As CEO, he led the company's response to drone and missile attacks on its facilities in September 2019.

Prior to Aramco's initial public offering (IPO), he led the company's entry into the global debt and capital markets with its first bond issuance. He oversaw Aramco's 2019 IPO in which it became the world's most valuable listed company, and led its 2020 acquisition of Saudi petrochemicals giant SABIC.

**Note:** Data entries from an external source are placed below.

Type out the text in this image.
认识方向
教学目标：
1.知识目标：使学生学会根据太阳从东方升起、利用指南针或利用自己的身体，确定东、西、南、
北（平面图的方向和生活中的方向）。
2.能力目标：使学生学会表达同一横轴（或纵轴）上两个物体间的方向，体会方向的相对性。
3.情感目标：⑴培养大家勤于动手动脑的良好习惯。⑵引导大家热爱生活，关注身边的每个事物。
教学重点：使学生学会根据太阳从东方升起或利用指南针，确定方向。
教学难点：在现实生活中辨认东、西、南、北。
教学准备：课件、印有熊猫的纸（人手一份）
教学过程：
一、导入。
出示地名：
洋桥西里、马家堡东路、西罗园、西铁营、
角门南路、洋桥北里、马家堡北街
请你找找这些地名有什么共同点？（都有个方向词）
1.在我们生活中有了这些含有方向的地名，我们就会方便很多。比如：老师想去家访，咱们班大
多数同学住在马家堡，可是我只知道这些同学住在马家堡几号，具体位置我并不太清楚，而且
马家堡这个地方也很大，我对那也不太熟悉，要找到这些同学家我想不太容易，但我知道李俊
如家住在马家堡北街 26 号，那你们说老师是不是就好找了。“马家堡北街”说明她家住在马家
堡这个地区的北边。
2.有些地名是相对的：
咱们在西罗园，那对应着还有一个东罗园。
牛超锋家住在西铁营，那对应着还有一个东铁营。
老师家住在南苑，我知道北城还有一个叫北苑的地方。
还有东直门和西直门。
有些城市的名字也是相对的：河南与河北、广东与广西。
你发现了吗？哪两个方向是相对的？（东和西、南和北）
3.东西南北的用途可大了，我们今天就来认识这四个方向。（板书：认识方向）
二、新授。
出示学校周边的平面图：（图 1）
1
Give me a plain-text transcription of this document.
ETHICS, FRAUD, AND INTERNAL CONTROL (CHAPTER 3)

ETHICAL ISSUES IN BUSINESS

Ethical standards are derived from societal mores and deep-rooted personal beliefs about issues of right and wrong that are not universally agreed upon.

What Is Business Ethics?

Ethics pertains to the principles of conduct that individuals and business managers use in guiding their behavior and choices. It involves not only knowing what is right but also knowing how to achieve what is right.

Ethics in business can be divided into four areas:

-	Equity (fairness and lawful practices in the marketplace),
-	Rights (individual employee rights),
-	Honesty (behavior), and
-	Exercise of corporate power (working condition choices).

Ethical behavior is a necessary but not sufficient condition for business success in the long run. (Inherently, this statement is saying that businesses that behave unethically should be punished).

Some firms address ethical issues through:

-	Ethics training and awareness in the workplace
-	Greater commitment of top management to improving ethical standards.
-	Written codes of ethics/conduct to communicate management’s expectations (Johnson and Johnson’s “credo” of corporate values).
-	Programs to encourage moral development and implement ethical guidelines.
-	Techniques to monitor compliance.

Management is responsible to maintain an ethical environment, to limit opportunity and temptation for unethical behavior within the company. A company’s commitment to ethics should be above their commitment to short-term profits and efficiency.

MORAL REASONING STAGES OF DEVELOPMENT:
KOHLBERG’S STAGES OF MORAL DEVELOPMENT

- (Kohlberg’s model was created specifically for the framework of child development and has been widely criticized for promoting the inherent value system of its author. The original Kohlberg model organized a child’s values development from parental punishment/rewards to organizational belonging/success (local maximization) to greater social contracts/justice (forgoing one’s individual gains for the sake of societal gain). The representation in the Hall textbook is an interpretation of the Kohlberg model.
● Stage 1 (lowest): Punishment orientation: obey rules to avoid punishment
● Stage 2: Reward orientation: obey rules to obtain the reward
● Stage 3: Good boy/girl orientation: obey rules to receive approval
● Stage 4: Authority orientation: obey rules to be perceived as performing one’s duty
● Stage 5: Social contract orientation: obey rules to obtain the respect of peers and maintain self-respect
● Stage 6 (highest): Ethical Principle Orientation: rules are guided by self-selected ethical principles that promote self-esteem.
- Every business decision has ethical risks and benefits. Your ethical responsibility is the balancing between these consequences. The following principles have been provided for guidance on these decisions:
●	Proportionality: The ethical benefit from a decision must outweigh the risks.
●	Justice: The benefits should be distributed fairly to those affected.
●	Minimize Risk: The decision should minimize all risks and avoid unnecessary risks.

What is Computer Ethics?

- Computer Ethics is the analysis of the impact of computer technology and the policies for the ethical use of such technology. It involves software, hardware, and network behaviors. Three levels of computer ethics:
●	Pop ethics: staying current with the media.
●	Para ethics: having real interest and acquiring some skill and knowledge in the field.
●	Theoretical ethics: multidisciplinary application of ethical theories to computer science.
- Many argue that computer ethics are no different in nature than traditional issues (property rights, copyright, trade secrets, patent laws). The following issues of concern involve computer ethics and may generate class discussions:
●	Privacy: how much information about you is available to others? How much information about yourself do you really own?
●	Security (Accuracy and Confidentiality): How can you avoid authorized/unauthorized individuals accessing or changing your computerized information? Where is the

In 2021, amid growing pressure for fossil fuel companies to become greener to contribute to climate change mitigation, Nasser warned countries against divesting in fossil fuels, arguing that it would cause inflation and unrest.

== Other ==
Nasser is on the Society of Petroleum Engineers's Industry Advisory Council, the International Advisory Board (IAB) of the KFUPM, the Board of Trustees of the King Abdullah University of Science and Technology (KAUST), the World Economic Forum's International Business Council, the JPMorgan International Advisory Council, the MIT President CEO Advisory Board and the Board of BlackRock.

In July 2020, he received the ICIS Kavaler Award, which recognizes outstanding achievement in petrochemicals.